Menko Polhukam Mahfud MD menyatakan pemerintah setuju terkait pasal pidana bagi LGBT di RUU KUHP. Sikap Mahfud MD dinilai sarat agenda politik dan menyebar kebencian pada kelompok minoritas.
Iklan
Menteri Koordinator bidang Politik, Hukum, dan Keamanan (Menko Polhukam), Mahfud MD, menyatakan setuju pada munculnya pasal pidana bagi lesbian, gay, biseksual, dan transgender (LGBT). Menurut Mahfud, pasal pidana bagi LGBT di Indonesia tengah digodok dalam Rancangan Undang-Undang Kitab Undang-Undang Hukum Pidana (RUU KUHP).

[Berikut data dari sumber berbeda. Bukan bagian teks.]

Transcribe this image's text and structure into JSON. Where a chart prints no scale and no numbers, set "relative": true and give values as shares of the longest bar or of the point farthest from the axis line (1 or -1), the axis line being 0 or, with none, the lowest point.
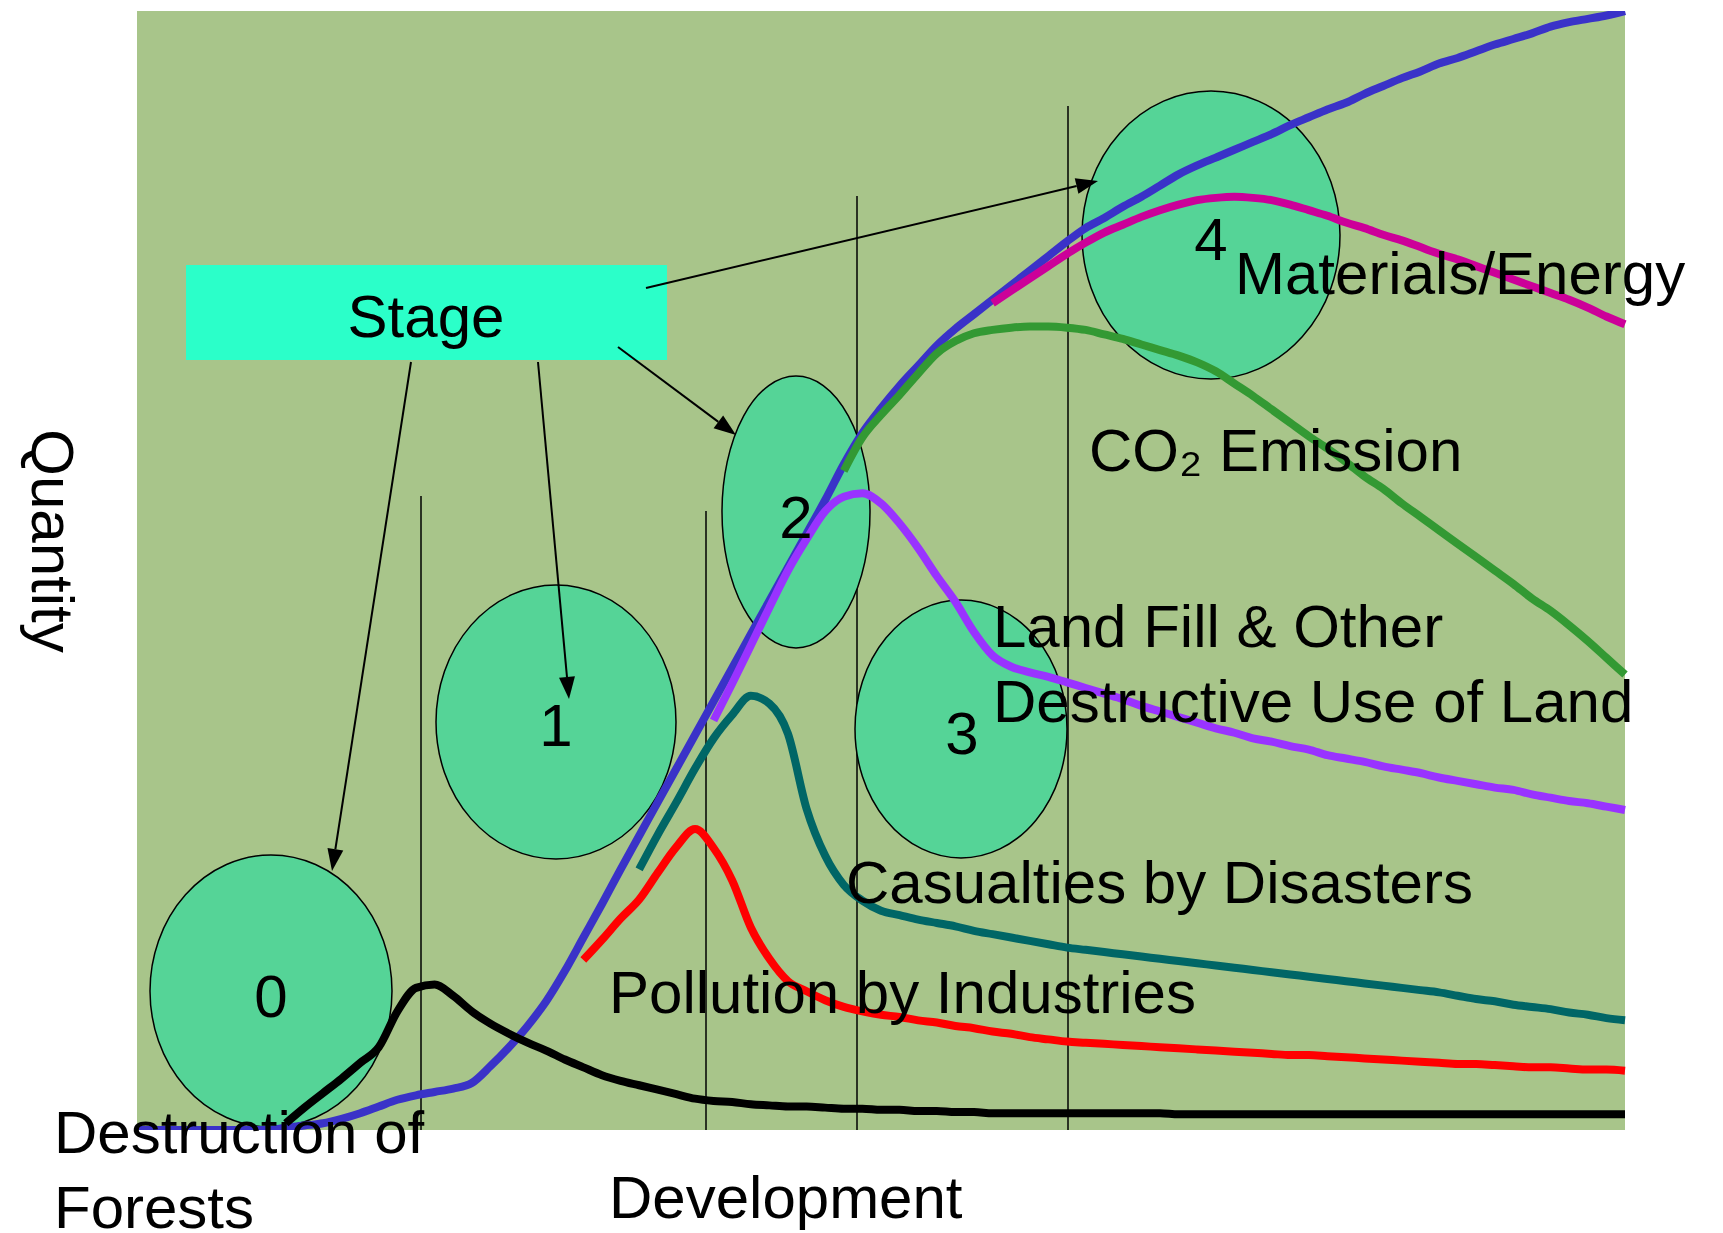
{
  "chart_data": {
    "type": "line",
    "relative": true,
    "xlabel": "Development",
    "ylabel": "Quantity",
    "annotations": [
      "Stage",
      "0",
      "1",
      "2",
      "3",
      "4"
    ],
    "categories": [
      null,
      null,
      null,
      null,
      null,
      null,
      null,
      null,
      null,
      null,
      null,
      null,
      null,
      null,
      null,
      null,
      null,
      null,
      null,
      null,
      null,
      null,
      null,
      null,
      null,
      null,
      null,
      null,
      null,
      null,
      null,
      null,
      null,
      null,
      null,
      null,
      null,
      null,
      null,
      null,
      null,
      null,
      null,
      null,
      null,
      null,
      null,
      null,
      null,
      null,
      null,
      null,
      null,
      null,
      null,
      null,
      null,
      null,
      null,
      null,
      null,
      null,
      null,
      null,
      null,
      null,
      null,
      null,
      null,
      null,
      null,
      null,
      null,
      null,
      null,
      null,
      null,
      null,
      null,
      null,
      null
    ],
    "series": [
      {
        "color": "#3a32c8",
        "values": [
          0,
          0,
          0,
          0,
          0,
          0,
          0,
          0,
          0.002,
          0.004,
          0.006,
          0.01,
          0.015,
          0.021,
          0.027,
          0.031,
          0.034,
          0.037,
          0.042,
          0.057,
          0.074,
          0.093,
          0.115,
          0.142,
          0.172,
          0.202,
          0.233,
          0.263,
          0.293,
          0.323,
          0.353,
          0.383,
          0.413,
          0.443,
          0.473,
          0.503,
          0.533,
          0.563,
          0.595,
          0.623,
          0.645,
          0.665,
          0.683,
          0.701,
          0.716,
          0.729,
          0.742,
          0.755,
          0.768,
          0.781,
          0.794,
          0.806,
          0.815,
          0.825,
          0.834,
          0.844,
          0.854,
          0.862,
          0.869,
          0.876,
          0.883,
          0.89,
          0.898,
          0.905,
          0.912,
          0.918,
          0.926,
          0.933,
          0.94,
          0.946,
          0.953,
          0.958,
          0.964,
          0.97,
          0.975,
          0.98,
          0.986,
          0.99,
          0.993,
          0.996,
          1.0
        ]
      },
      {
        "name": "Materials/Energy",
        "color": "#cc0099",
        "values": [
          null,
          null,
          null,
          null,
          null,
          null,
          null,
          null,
          null,
          null,
          null,
          null,
          null,
          null,
          null,
          null,
          null,
          null,
          null,
          null,
          null,
          null,
          null,
          null,
          null,
          null,
          null,
          null,
          null,
          null,
          null,
          null,
          null,
          null,
          null,
          null,
          null,
          null,
          null,
          null,
          null,
          null,
          null,
          null,
          null,
          null,
          0.739,
          0.75,
          0.761,
          0.772,
          0.783,
          0.793,
          0.802,
          0.809,
          0.816,
          0.822,
          0.827,
          0.831,
          0.833,
          0.834,
          0.833,
          0.831,
          0.827,
          0.822,
          0.817,
          0.811,
          0.806,
          0.8,
          0.795,
          0.789,
          0.783,
          0.778,
          0.772,
          0.766,
          0.76,
          0.754,
          0.748,
          0.742,
          0.735,
          0.727,
          0.72
        ]
      },
      {
        "name": "CO₂ Emission",
        "color": "#339933",
        "values": [
          null,
          null,
          null,
          null,
          null,
          null,
          null,
          null,
          null,
          null,
          null,
          null,
          null,
          null,
          null,
          null,
          null,
          null,
          null,
          null,
          null,
          null,
          null,
          null,
          null,
          null,
          null,
          null,
          null,
          null,
          null,
          null,
          null,
          null,
          null,
          null,
          null,
          null,
          0.589,
          0.619,
          0.639,
          0.657,
          0.676,
          0.694,
          0.705,
          0.712,
          0.715,
          0.717,
          0.718,
          0.718,
          0.717,
          0.715,
          0.711,
          0.707,
          0.702,
          0.697,
          0.692,
          0.686,
          0.678,
          0.667,
          0.656,
          0.644,
          0.632,
          0.62,
          0.609,
          0.597,
          0.584,
          0.573,
          0.56,
          0.548,
          0.536,
          0.524,
          0.512,
          0.5,
          0.488,
          0.475,
          0.464,
          0.451,
          0.437,
          0.422,
          0.407
        ]
      },
      {
        "name": "Land Fill & Other\nDestructive Use of Land",
        "color": "#9933ff",
        "values": [
          null,
          null,
          null,
          null,
          null,
          null,
          null,
          null,
          null,
          null,
          null,
          null,
          null,
          null,
          null,
          null,
          null,
          null,
          null,
          null,
          null,
          null,
          null,
          null,
          null,
          null,
          null,
          null,
          null,
          null,
          null,
          0.366,
          0.399,
          0.433,
          0.467,
          0.5,
          0.528,
          0.553,
          0.566,
          0.569,
          0.56,
          0.542,
          0.52,
          0.495,
          0.472,
          0.445,
          0.424,
          0.414,
          0.409,
          0.405,
          0.4,
          0.395,
          0.39,
          0.385,
          0.379,
          0.374,
          0.369,
          0.364,
          0.359,
          0.355,
          0.35,
          0.347,
          0.343,
          0.34,
          0.335,
          0.332,
          0.329,
          0.325,
          0.322,
          0.319,
          0.315,
          0.312,
          0.309,
          0.306,
          0.304,
          0.3,
          0.297,
          0.294,
          0.292,
          0.289,
          0.286
        ]
      },
      {
        "name": "Casualties by Disasters",
        "color": "#006666",
        "values": [
          null,
          null,
          null,
          null,
          null,
          null,
          null,
          null,
          null,
          null,
          null,
          null,
          null,
          null,
          null,
          null,
          null,
          null,
          null,
          null,
          null,
          null,
          null,
          null,
          null,
          null,
          null,
          0.233,
          0.264,
          0.293,
          0.323,
          0.35,
          0.371,
          0.388,
          0.381,
          0.354,
          0.287,
          0.245,
          0.219,
          0.205,
          0.196,
          0.192,
          0.188,
          0.185,
          0.182,
          0.178,
          0.175,
          0.172,
          0.169,
          0.166,
          0.163,
          0.161,
          0.159,
          0.157,
          0.155,
          0.153,
          0.151,
          0.149,
          0.147,
          0.145,
          0.143,
          0.141,
          0.139,
          0.137,
          0.135,
          0.133,
          0.131,
          0.129,
          0.127,
          0.125,
          0.123,
          0.12,
          0.117,
          0.115,
          0.112,
          0.11,
          0.108,
          0.105,
          0.103,
          0.1,
          0.098
        ]
      },
      {
        "name": "Pollution by Industries",
        "color": "#ff0000",
        "values": [
          null,
          null,
          null,
          null,
          null,
          null,
          null,
          null,
          null,
          null,
          null,
          null,
          null,
          null,
          null,
          null,
          null,
          null,
          null,
          null,
          null,
          null,
          null,
          null,
          0.152,
          0.17,
          0.189,
          0.206,
          0.23,
          0.253,
          0.269,
          0.252,
          0.223,
          0.181,
          0.153,
          0.133,
          0.124,
          0.116,
          0.11,
          0.106,
          0.103,
          0.101,
          0.098,
          0.096,
          0.093,
          0.091,
          0.088,
          0.086,
          0.083,
          0.081,
          0.079,
          0.078,
          0.077,
          0.076,
          0.075,
          0.074,
          0.073,
          0.072,
          0.071,
          0.07,
          0.069,
          0.068,
          0.067,
          0.067,
          0.066,
          0.065,
          0.064,
          0.063,
          0.062,
          0.061,
          0.06,
          0.059,
          0.059,
          0.058,
          0.057,
          0.056,
          0.056,
          0.055,
          0.054,
          0.054,
          0.053
        ]
      },
      {
        "name": "Destruction of\nForests",
        "color": "#000000",
        "values": [
          null,
          null,
          null,
          null,
          null,
          null,
          null,
          null,
          0.006,
          0.02,
          0.033,
          0.046,
          0.06,
          0.074,
          0.106,
          0.127,
          0.13,
          0.12,
          0.106,
          0.095,
          0.086,
          0.078,
          0.071,
          0.063,
          0.056,
          0.049,
          0.044,
          0.04,
          0.036,
          0.032,
          0.028,
          0.026,
          0.025,
          0.023,
          0.022,
          0.021,
          0.021,
          0.02,
          0.019,
          0.019,
          0.018,
          0.018,
          0.017,
          0.017,
          0.016,
          0.016,
          0.015,
          0.015,
          0.015,
          0.015,
          0.015,
          0.015,
          0.015,
          0.015,
          0.015,
          0.015,
          0.014,
          0.014,
          0.014,
          0.014,
          0.014,
          0.014,
          0.014,
          0.014,
          0.014,
          0.014,
          0.014,
          0.014,
          0.014,
          0.014,
          0.014,
          0.014,
          0.014,
          0.014,
          0.014,
          0.014,
          0.014,
          0.014,
          0.014,
          0.014,
          0.014
        ]
      }
    ]
  }
}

"Iya (LGBT bisa dipidana). Di RUU KUHP dipidana. Di RUU KUHP sudah masuk, bahwa dalam cara-cara tertentu dilarang dan ada ancaman pidananya. Kan gitu. Tetapi waktu itu kan ribut. Karena ribut, ya ditunda," ungkap Mahfud Md dalam acara Simposium Nasional Hukum Tata Negara di Nusa Dua, Bali (18/5).
Menko Polhukam juga menyatakan sepakat dengan rumusan LGBT di RUU KUHP. "Kalau saya sejak dulu ya sudah, sudah bener rumusannya. Kalau masih ada yang tidak setuju, sampai kapan volume yang setuju itu di Indonesia? Jadi disahkan saja. Kalau nggak, ya diperkarakan saja ke MK, dinilai oleh MK. Kan sudah ada prosedurnya," tegas Mahfud.
Hak-hak LGBT di Asia - Perjuangan Yang Berat
Bisa dibilang hak LGBT agak membaik di beberapa negara Asia dalam beberapa tahun terakhir. Tapi tetap saja tidak mudah hidup secara terbuka bagi komunitas LGBT, termasuk di Indonesia.
Foto: picture-alliance/Photoshot
Momen pelangi di India
September 2018 bendera pelangi berkibar di India. Dalam keputusan penting, Mahkamah Agung menghapus pasal 377 KUHP India, sebuah langkah yang berarti homoseksualitas tidak lagi ilegal di negara Asia Selatan ini. Walau ini adalah cukup alasan untuk merayakannya, prospek pernikahan sesama jenis di India masih jauh.
Foto: picture-alliance/AP Photo/A. Nath
Ratu kecantikan transgender
Thailand memiliki pendekatan yang lebih terbuka terhadap komunitas LGBT. Pada tahun 2019, negara ini menyelenggarakan kontes kecantikan untuk para kontestan transgender. Dalam pemilihan umum 2019, salah seorang kandidatnya juga transgender. Jadi tema ini juga mendapat perhatian politik. Walau demikian, pernikahan sesama jenis, masih tidak sah di Thailand.
Foto: Reuters/J. Silva
Belum bisa menikah di Taiwan
Tahun 2018, pasangan sesama jenis di Taiwan penuh harapan bahwa mereka bisa segera menikah. Namun harapan mereka pupus setelah warga menolak untuk melegalkan pernikahan sesama jenis dalam referendum. Namun, para aktivis LGBT tetap optimis bahwa Taiwan akan menjadi negara pertama di Asia yang memperkenalkan kesetaraan pernikahan atau setidaknya kemitraan sipil untuk pasangan sesama jenis.
Foto: Reuters/A. Wang
Menteri Malaysia abaikan komunitas LGBT
Menteri Pariwisata Malaysia Mohamaddin Ketapi memicu protes setelah membuat komentar tegas tentang komunitas LGBT. Ketika ditanya oleh wartawan menjelang pameran pariwisata terbesar di dunia, ITB Berlin, apakah kaum gay disambut di Malaysia, ia berkata: "Saya kira kita tidak memiliki hal seperti itu di negara kita." Para menteri lain juga membuat komentar menghina tentang LGBT.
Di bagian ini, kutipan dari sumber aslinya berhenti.